Nine months later, January 2016. I unexpectedly lost my first rescue animal, Kira. Kira was by my side since I brought her home in 2011. She was with me through the end of my relationship, moving houses 3 times, my absolute worst moments, and the death of my grandmother. Kira was my rock; the most stable, loving thing that was in my life at the time. When Kira’s time came to cross the rainbow bridge, I was at home getting ready for work. As I went to walk out the door, I found her lifeless in the living room. She had no signs of illness, no health issues. She was riped from my world and there was no way I could have helped prevent this tragic moment. I still hurt thinking about how she helped me through my toughest times and there was no way for me to help her when she needed me the most. I felt as though I had lost a child.

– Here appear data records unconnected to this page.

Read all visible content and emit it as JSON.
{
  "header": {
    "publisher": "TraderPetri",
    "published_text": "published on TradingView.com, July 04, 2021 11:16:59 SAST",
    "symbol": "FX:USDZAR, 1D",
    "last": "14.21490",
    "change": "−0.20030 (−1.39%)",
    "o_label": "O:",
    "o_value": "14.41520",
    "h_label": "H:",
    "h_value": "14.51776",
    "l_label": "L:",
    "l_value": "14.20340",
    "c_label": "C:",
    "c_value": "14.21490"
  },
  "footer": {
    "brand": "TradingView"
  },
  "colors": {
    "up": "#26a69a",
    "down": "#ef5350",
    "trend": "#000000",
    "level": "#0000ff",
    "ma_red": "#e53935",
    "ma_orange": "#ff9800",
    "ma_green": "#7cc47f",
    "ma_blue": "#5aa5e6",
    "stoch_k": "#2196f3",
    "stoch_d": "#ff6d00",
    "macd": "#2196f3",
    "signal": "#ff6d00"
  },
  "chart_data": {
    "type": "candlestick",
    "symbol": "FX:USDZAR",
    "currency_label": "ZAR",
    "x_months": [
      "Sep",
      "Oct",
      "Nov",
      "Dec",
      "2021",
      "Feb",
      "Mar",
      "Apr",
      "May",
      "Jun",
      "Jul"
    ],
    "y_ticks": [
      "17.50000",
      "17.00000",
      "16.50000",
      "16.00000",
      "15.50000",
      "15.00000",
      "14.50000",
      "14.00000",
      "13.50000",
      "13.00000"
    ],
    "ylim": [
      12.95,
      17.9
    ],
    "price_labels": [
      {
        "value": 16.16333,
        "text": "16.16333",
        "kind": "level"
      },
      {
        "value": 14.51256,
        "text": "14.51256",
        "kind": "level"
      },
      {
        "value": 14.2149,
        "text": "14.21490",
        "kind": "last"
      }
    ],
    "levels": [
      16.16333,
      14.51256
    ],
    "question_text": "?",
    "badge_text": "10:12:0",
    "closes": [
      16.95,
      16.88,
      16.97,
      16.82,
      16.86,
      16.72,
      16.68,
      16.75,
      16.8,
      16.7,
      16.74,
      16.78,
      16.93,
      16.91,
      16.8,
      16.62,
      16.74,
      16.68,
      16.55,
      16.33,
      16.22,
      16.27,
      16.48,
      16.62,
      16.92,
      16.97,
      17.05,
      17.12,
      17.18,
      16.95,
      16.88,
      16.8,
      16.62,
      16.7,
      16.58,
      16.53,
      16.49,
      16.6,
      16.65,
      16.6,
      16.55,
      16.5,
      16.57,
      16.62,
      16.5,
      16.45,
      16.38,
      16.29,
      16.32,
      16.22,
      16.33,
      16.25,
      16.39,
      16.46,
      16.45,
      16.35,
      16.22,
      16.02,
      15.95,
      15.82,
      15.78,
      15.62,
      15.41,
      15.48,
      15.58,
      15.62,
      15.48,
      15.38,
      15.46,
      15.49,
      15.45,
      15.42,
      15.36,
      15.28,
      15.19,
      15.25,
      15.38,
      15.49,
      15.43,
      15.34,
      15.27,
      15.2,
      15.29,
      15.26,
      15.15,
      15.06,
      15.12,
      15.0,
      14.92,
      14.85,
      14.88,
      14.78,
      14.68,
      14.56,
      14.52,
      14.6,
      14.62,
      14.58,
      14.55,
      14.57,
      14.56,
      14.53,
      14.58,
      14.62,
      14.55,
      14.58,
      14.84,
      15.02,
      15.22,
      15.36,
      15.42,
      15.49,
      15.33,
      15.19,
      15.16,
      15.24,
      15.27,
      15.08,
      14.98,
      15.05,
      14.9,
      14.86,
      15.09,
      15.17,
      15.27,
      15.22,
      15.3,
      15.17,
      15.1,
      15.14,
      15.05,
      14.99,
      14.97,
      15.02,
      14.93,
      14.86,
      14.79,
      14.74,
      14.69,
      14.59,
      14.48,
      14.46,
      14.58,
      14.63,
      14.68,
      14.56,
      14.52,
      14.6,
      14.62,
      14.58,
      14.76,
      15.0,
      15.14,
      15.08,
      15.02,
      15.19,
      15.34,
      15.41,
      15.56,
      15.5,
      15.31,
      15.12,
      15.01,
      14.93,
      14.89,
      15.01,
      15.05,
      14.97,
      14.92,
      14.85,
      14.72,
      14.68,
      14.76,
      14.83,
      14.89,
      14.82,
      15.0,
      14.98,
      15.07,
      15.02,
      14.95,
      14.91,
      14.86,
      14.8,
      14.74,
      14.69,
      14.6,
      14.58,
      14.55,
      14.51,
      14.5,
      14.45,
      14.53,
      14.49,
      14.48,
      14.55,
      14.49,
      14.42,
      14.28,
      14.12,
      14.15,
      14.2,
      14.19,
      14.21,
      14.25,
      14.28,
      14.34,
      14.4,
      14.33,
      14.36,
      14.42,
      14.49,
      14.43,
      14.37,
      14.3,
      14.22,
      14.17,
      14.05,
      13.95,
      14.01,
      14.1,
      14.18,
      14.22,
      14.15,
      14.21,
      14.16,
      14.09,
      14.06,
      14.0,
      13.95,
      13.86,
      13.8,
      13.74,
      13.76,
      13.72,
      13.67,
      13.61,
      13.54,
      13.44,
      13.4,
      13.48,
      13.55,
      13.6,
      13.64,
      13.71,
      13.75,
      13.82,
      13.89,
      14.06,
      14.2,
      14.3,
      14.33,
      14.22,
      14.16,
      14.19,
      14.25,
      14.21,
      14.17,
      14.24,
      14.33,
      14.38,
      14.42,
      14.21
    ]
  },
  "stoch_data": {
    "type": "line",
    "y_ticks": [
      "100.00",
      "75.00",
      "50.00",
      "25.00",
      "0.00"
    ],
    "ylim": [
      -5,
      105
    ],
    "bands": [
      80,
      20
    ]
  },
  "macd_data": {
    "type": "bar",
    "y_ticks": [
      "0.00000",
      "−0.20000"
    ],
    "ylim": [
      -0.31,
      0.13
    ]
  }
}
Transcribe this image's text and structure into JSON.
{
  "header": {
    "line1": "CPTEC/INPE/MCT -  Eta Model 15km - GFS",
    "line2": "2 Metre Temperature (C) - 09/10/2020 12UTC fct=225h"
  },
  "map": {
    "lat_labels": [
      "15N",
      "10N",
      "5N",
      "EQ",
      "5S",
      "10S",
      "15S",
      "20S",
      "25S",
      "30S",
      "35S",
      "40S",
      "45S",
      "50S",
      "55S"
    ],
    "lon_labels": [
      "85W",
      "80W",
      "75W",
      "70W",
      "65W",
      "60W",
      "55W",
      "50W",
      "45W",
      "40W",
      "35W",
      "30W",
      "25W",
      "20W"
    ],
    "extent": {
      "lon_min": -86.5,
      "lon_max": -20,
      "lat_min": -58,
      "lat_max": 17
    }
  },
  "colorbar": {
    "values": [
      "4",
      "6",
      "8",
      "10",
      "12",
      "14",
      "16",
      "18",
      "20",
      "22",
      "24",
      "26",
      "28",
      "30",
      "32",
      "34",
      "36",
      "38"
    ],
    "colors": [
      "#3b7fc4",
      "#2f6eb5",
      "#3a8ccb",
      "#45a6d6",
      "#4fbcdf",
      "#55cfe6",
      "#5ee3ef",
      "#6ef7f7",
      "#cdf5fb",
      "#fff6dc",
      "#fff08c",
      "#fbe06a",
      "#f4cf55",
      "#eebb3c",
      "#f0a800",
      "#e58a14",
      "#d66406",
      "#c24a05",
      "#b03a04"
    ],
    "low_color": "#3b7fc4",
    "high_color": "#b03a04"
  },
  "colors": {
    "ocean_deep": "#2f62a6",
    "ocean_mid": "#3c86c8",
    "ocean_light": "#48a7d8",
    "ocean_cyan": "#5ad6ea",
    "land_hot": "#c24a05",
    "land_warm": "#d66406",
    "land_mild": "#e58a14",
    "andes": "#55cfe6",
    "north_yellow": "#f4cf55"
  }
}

As this point in 2016, I had already been doing yoga consistently for close to a year. My yoga practice taught me that like a lotus flower, I could once again bloom out of the mud. I may struggle, I may feel discouraged at times, but I know a tough day does not mean a terrible life. Through yoga, I began being grateful for my struggles. How else was I expected to grow and learn? Working towards my goals meant that eventually I would succeed – both on and off my mat. For example, my goal is to master Bakasana – crow pose- but I am not there yet. I condition myself so that one day, full expression Bakasana will be in my daily practice. Being mindful on my mat, focusing on listening to my body, and being completely present had influenced my personal life before I knew it. I began being OK with there I was in my life, even with the struggles. I stopped judging myself. Instead of questioning why I wasn’t where I thought I’d be at this point of my life, I started saying that I was in this spot for a reason. Would I become stagnant in this spot in life forever? No. I strive for better. I set intentions for myself and believe I can grasp any goal I have, even if it takes twice the time I thought it would.
I am present, mindful, patient, and consistent. My next commitment is to control my anxiety and depression without needing medication. Like yoga, this goal is a practice and a process. I will succeed when the time is right. When that day arrives, I will be grateful. For me, yoga is life. It is how I work, on and off my mat.
Yoga truly has changed and saved me.